Rosenzweig: Are there any specific mechanisms that are in place in the satellite sites that allow for easier monitoring, such as the medical records and nursing support?
Garg: At Upland, we have nurse practitioners who help us do frequent monitoring as well as our head nurses. Many people are helping to monitor these patients, so it’s not all relying just on [clinicians]. We’re going through checks and balances to make sure that we’re not missing any of these cytopenias.
Talwar: The electronic health record [EHR] helps as well. We can monitor our labs through the EHR interface. Records come directly to us, and we get an alert if there’s any critical values, so we can address the [results] right away.
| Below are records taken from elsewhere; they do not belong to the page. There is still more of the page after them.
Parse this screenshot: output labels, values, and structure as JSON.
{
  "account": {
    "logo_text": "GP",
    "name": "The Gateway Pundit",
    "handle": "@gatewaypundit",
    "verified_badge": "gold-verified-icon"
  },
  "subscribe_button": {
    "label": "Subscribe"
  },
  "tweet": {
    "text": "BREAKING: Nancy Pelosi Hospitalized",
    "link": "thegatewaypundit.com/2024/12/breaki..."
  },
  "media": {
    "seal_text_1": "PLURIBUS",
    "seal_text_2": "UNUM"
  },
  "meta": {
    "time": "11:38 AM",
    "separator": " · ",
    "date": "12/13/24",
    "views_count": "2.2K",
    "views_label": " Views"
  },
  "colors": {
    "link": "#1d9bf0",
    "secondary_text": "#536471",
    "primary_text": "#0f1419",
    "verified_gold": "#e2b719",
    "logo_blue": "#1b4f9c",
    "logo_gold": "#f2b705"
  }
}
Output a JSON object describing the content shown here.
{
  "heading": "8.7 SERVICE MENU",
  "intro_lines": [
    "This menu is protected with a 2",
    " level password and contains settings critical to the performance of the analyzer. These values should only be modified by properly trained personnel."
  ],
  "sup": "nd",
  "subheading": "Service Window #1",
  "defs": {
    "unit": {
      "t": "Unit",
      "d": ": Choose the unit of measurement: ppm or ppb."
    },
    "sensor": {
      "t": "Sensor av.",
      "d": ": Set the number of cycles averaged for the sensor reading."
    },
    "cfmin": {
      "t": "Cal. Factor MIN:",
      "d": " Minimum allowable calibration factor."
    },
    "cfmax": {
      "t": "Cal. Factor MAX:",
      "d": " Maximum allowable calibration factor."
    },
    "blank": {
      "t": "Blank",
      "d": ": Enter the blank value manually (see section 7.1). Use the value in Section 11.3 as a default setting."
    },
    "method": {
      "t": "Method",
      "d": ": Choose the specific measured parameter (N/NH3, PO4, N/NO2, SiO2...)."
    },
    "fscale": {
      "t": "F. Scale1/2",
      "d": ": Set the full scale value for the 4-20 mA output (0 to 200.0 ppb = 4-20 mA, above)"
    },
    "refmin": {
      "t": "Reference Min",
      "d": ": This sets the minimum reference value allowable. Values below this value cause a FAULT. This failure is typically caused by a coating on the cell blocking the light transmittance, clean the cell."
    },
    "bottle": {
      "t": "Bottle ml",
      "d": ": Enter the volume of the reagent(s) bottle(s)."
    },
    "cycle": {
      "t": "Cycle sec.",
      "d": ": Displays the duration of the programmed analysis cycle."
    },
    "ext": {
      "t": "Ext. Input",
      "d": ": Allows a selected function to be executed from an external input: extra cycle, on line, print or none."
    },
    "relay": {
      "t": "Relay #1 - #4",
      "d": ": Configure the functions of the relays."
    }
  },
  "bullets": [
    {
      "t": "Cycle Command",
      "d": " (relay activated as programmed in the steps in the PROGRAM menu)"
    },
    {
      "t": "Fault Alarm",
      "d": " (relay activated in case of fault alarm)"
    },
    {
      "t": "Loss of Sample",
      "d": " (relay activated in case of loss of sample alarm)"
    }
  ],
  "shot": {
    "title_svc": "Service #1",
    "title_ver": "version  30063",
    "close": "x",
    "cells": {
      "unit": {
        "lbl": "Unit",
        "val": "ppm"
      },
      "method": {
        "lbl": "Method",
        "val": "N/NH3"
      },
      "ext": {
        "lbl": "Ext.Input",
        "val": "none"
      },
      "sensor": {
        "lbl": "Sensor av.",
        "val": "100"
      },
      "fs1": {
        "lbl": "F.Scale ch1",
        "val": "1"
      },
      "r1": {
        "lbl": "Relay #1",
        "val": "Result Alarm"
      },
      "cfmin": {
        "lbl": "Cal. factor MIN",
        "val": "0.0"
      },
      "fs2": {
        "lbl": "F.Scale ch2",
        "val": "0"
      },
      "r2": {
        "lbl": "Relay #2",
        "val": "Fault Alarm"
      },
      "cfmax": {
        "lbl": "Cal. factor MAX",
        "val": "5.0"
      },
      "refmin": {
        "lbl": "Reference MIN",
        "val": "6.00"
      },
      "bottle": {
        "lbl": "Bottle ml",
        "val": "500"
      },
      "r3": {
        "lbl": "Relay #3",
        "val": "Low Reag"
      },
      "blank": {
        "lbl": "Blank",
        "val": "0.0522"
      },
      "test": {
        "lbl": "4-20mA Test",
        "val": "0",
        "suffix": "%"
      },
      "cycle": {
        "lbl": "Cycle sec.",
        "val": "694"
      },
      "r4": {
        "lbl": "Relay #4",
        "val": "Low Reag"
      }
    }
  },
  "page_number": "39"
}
Patients can send us messages if there’s any issues through our patient portal, and that can help with some of this monitoring as well.
Rosenzweig: Is that the same at the Thousand Oaks location?
Kashyap: Yes, it’s the same. We have the same system. We are a smaller site than Upland, so we have less staff than Upland, but we still manage to do the same.
Rosenzweig: That’s an exciting part of where we work today. The main campus of City Hope Duarte and all the satellite clinics around Los Angeles County and Orange County and beyond are all using the same EHR, which allows us to collaborate very nicely, communicate with each other, see the labs, and communicate with nurses in an almost seamless way in real-time when patients are in the clinic.
Kashyap: The shared computer system between all our sites means that you can look at a chart just as quickly as I can look at the chart. When we have shared care, that makes a big difference.
Rosenzweig: We’re pleased with our infrastructure and especially our EHR to work together and collaborate nicely.